Diego Solorzano died at 9:45 p.m. German time the day he arrived, never regaining consciousness. His parents arrived the next morning at 5:15.

It was a Sunday. They had spent most of the morning with a chaplain. They had not yet seen their son’s body. They agreed to speak briefly about him. They were brought to the pediatric clinic, which was quiet except for a doctor catching up on paperwork with his daughter, in pigtails, who was exploring the empty rooms.

Solorzano’s mother, Patricia Valdovinos, is a 41-year-old clothing designer. She was originally from Mexico. His stepfather, Cesar Muralles, is a 53-year-old truck driver from Guatemala. Theirs is a blended family of six children, ranging from age 12 to 30. Diego was the second-oldest.

Valdovinos held a framed picture of them. She was composed, but her lower eyelids were swollen.
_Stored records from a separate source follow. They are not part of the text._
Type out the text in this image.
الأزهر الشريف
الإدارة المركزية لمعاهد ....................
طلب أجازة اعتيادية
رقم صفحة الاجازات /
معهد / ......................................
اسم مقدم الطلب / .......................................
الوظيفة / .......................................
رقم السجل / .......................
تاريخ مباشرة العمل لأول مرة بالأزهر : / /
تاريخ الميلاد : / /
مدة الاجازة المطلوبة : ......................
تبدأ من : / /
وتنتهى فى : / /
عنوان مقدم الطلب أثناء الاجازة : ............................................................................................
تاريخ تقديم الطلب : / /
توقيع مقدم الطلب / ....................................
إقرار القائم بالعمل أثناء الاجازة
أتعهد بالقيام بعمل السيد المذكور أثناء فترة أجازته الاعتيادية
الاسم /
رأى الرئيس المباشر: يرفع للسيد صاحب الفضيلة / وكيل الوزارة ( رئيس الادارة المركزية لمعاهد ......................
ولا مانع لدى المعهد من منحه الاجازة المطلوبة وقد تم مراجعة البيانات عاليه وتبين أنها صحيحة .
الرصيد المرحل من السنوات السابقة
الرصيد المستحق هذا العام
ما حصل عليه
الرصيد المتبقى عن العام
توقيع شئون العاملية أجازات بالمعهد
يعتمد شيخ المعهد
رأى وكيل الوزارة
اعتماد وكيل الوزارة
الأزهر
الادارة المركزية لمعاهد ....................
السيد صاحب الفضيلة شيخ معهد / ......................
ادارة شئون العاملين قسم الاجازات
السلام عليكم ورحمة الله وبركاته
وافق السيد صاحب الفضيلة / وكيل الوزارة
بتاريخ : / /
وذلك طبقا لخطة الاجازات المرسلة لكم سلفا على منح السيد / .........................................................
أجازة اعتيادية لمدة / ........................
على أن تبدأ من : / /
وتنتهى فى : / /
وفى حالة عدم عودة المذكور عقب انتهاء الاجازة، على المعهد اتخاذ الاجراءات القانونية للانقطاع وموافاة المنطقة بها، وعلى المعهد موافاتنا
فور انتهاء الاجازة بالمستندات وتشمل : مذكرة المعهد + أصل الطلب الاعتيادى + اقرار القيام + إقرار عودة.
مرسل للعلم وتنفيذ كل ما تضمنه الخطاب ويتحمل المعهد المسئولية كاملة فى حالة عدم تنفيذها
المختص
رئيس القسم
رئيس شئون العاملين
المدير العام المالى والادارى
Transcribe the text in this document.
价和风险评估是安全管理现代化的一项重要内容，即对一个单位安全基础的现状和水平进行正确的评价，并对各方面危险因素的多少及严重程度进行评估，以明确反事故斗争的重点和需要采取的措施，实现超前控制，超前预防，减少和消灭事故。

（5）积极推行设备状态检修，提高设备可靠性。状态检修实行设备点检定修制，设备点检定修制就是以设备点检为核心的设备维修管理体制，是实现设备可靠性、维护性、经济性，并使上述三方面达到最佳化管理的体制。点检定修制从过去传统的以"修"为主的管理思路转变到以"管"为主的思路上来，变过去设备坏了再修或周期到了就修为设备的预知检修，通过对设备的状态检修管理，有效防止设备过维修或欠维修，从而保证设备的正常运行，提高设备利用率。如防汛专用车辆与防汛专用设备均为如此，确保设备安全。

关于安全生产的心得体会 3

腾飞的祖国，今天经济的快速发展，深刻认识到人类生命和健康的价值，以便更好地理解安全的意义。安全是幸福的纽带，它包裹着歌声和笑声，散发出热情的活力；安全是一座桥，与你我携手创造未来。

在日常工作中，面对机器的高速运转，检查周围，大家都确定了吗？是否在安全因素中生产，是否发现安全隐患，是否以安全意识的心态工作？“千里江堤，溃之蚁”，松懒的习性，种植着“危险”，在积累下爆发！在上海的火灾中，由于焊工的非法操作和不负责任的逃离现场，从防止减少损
Her husband sat next to her, holding her hand.

She said: “The last time I talked to him on the phone, he said, ‘I’m a sheepdog, protecting the sheeps.’ He didn’t care for his own safety if he had to protect somebody else.”

His stepfather said: “We were proud of him. I want to say that he never got into trouble with the kids who want to become gang members. He chooses to be an Army guy. His platoon called to say he was a hero. And we believe so.”